El malestar aumentaba en la cabina. El olor a excrementos era cada vez más fuerte, imponente, transportado por una corriente espesa, helada.

—Describa su rostro.

—Su piel es blanca. Pálida. Es albino.

—Sus rasgos, ¿a qué se parecen?

—Un rictus. Su rostro es solo un rictus. Sus labios… Se abren sobre las encías. Encías blancas. Su piel no conoce la luz.

Luc hablaba ahora con voz mecánica. Daba un informe frío y objetivo.

—Sus ojos. ¿Cómo son sus ojos?

—Helados. Crueles. Rodeados de sangre o de brasas, no lo sé.

—¿Qué hace? ¿Está inmóvil?

Luc hizo una mueca. Su expresión era como la sombra que arrojaba el hombre del pasillo. El reflejo del intruso en el fondo de su mente.

—Baila… Baila en la oscuridad. Y sus cabellos brillan por encima de su cabeza…

—¿Sus manos? ¿Ve sus manos?

—Ganchudas. Enroscadas sobre su vientre. Se parecen a su rictus, a su boca torcida. Todo en él está atrofiado. —Luc sonrió—. Pero baila… Sí, baila en silencio… Es el mal que se mueve… En la sangre universal…

—¿Le está hablando a usted?

Luc no contestó. El cuerpo arqueado, el cuello erguido, parecía estar a la escucha. No oía a Zucca sino al anciano en el fondo de la garganta.

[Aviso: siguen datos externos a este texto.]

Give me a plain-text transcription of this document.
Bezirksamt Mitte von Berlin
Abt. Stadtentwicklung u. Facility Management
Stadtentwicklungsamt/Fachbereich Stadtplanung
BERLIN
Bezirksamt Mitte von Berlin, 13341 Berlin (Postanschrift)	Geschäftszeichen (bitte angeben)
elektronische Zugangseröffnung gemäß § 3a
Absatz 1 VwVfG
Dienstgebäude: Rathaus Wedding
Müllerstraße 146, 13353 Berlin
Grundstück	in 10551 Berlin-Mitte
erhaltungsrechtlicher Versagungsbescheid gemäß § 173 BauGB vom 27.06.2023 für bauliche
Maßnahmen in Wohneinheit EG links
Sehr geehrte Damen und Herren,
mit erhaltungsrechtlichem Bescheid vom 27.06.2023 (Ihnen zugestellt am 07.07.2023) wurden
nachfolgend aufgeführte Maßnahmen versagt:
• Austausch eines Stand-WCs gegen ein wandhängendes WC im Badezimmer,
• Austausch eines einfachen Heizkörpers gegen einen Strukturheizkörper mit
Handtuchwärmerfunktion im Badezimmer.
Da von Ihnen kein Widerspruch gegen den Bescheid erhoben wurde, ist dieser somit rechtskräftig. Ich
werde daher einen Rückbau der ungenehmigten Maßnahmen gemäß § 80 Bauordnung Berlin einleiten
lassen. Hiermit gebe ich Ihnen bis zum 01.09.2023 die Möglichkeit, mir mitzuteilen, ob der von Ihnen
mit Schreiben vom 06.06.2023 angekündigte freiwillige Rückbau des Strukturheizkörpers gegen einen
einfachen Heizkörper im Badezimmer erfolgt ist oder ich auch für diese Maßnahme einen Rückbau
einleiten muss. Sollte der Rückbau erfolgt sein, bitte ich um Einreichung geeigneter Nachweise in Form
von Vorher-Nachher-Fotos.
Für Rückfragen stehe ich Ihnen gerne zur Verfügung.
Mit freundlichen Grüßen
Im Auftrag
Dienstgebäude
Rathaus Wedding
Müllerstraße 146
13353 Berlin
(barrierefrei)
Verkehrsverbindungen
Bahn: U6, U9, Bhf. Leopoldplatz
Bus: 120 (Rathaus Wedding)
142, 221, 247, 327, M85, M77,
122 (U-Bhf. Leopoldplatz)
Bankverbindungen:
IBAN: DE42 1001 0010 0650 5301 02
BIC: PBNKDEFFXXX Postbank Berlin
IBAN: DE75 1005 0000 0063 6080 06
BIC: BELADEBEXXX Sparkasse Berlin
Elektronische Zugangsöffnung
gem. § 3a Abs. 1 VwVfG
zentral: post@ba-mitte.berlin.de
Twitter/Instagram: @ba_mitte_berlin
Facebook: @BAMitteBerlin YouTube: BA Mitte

—¿Qué le dice? Repita lo que le dice.

Luc murmuró algunas palabras ininteligibles. Zucca levantó la voz:

—Repita. ¡Es una orden!

Luc levantó la cabeza como si estuviera bajo el efecto de un violento dolor. Su rostro era solo una convulsión. Su voz se rompió.

Dina hou be’ovadâna. —Gritó—: ¡dina hou be’ovadâna!

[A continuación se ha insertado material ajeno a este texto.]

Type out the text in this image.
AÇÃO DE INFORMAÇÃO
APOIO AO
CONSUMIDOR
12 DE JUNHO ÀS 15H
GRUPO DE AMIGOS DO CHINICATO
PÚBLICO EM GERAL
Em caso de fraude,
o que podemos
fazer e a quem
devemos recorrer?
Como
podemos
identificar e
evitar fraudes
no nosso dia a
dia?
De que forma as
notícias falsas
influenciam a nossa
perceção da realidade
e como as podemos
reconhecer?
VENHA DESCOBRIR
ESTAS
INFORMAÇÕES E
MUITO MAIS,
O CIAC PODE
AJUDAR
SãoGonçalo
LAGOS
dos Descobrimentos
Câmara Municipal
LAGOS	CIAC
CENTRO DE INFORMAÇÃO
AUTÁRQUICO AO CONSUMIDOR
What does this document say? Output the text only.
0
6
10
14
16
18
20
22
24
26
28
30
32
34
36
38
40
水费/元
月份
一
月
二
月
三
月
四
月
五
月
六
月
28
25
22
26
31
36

En la cabina, todo quedó paralizado. El hedor. El frío. Nadie se movía. Cada uno de los presentes podía sentir, yo lo sabía, una presencia. Algo.

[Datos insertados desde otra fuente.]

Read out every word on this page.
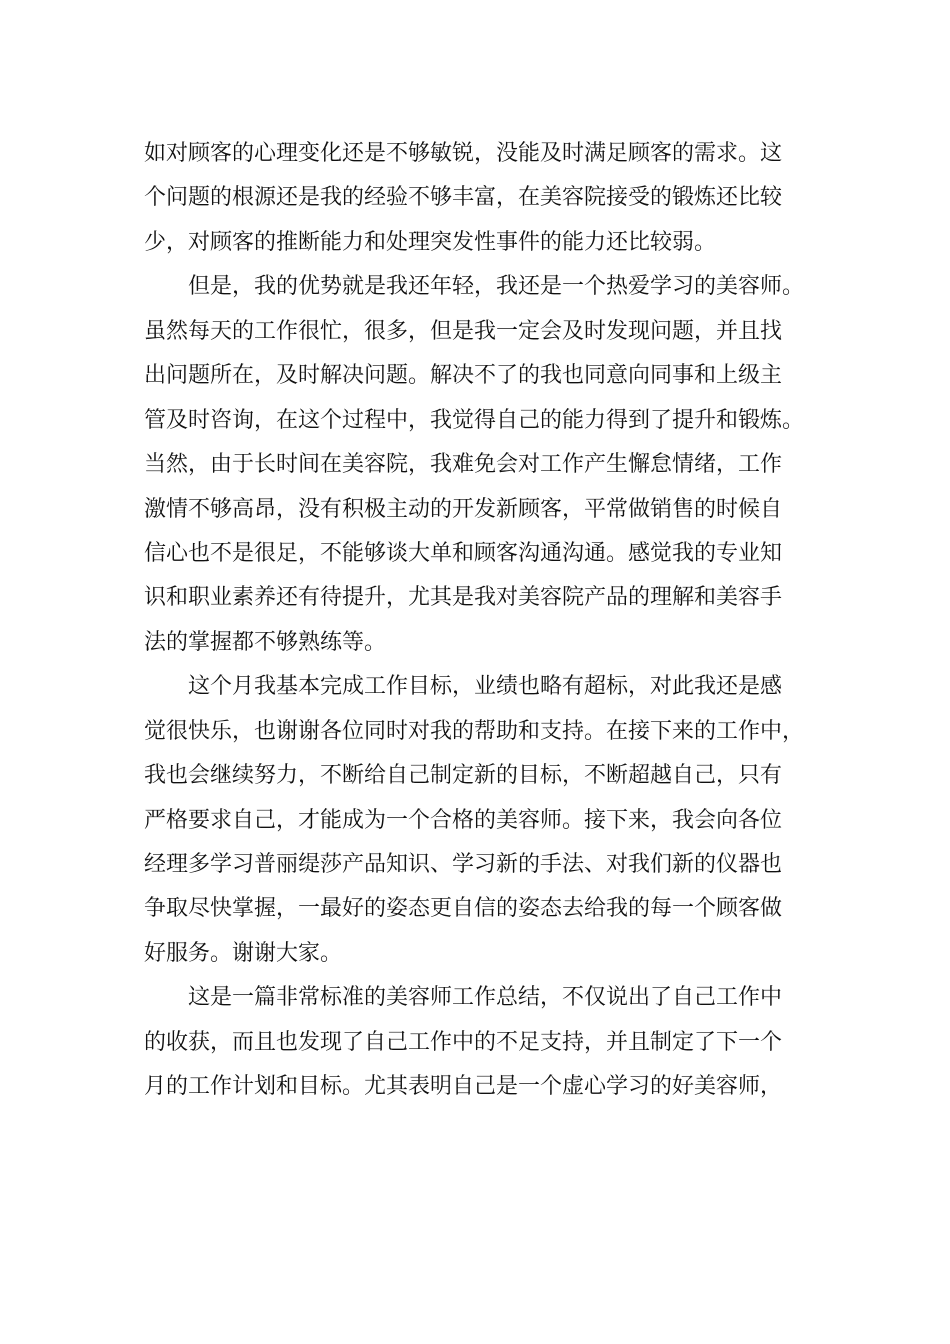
如对顾客的心理变化还是不够敏锐，没能及时满足顾客的需求。这
个问题的根源还是我的经验不够丰富，在美容院接受的锻炼还比较
少，对顾客的推断能力和处理突发性事件的能力还比较弱。
但是，我的优势就是我还年轻，我还是一个热爱学习的美容师。
虽然每天的工作很忙，很多，但是我一定会及时发现问题，并且找
出问题所在，及时解决问题。解决不了的我也同意向同事和上级主
管及时咨询，在这个过程中，我觉得自己的能力得到了提升和锻炼。
当然，由于长时间在美容院，我难免会对工作产生懈怠情绪，工作
激情不够高昂，没有积极主动的开发新顾客，平常做销售的时候自
信心也不是很足，不能够谈大单和顾客沟通沟通。感觉我的专业知
识和职业素养还有待提升，尤其是我对美容院产品的理解和美容手
法的掌握都不够熟练等。
这个月我基本完成工作目标，业绩也略有超标，对此我还是感
觉很快乐，也谢谢各位同时对我的帮助和支持。在接下来的工作中，
我也会继续努力，不断给自己制定新的目标，不断超越自己，只有
严格要求自己，才能成为一个合格的美容师。接下来，我会向各位
经理多学习普丽缇莎产品知识、学习新的手法、对我们新的仪器也
争取尽快掌握，一最好的姿态更自信的姿态去给我的每一个顾客做
好服务。谢谢大家。
这是一篇非常标准的美容师工作总结，不仅说出了自己工作中
的收获，而且也发现了自己工作中的不足支持，并且制定了下一个
月的工作计划和目标。尤其表明自己是一个虚心学习的好美容师，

—¿Qué significa eso? —intentó todavía Zucca—. Esa frase: ¿qué quiere decir?

Luc soltó una risa demencial, sorda, hundida, para su goce personal. Luego su cabeza volvió a caer y perdió el sentido. El hipnotizador volvió a llamarlo. Ninguna respuesta. La sesión había terminado; la «visión» de Luc había acabado con esas palabras incomprensibles.

Zucca tocó el micrófono.

—Se ha desvanecido. Vamos a retirarle todos esos cables y lo trasladamos a la sala de reanimación.

Sin una palabra, Thuillier y las enfermeras pasaron a la sala. Los demás permanecían todavía inmóviles. Me pareció que el olor y el frío disminuían. Un rumor ocupó su lugar. Se intercambiaron algunas palabras, para tranquilizarse, para compartir cierta calidez.

Y sobre todo, para volver, urgentemente, a la realidad.

Bajo las voces, percibí un murmullo difuso. Volví la cabeza. El padre Katz, con los ojos fijos y su Ritual en las manos, musitaba: «… Deus et Pater Domini nostri Jesu Christi invoco nomen sanctum tuum et clementiam tuam supplex exposco…».

Con pequeños gestos, roció la consola y las máquinas de la cabina con agua.

Agua bendita, por supuesto.

El sacerdote exorcista hacía limpieza después de que hubiera pasado el diablo.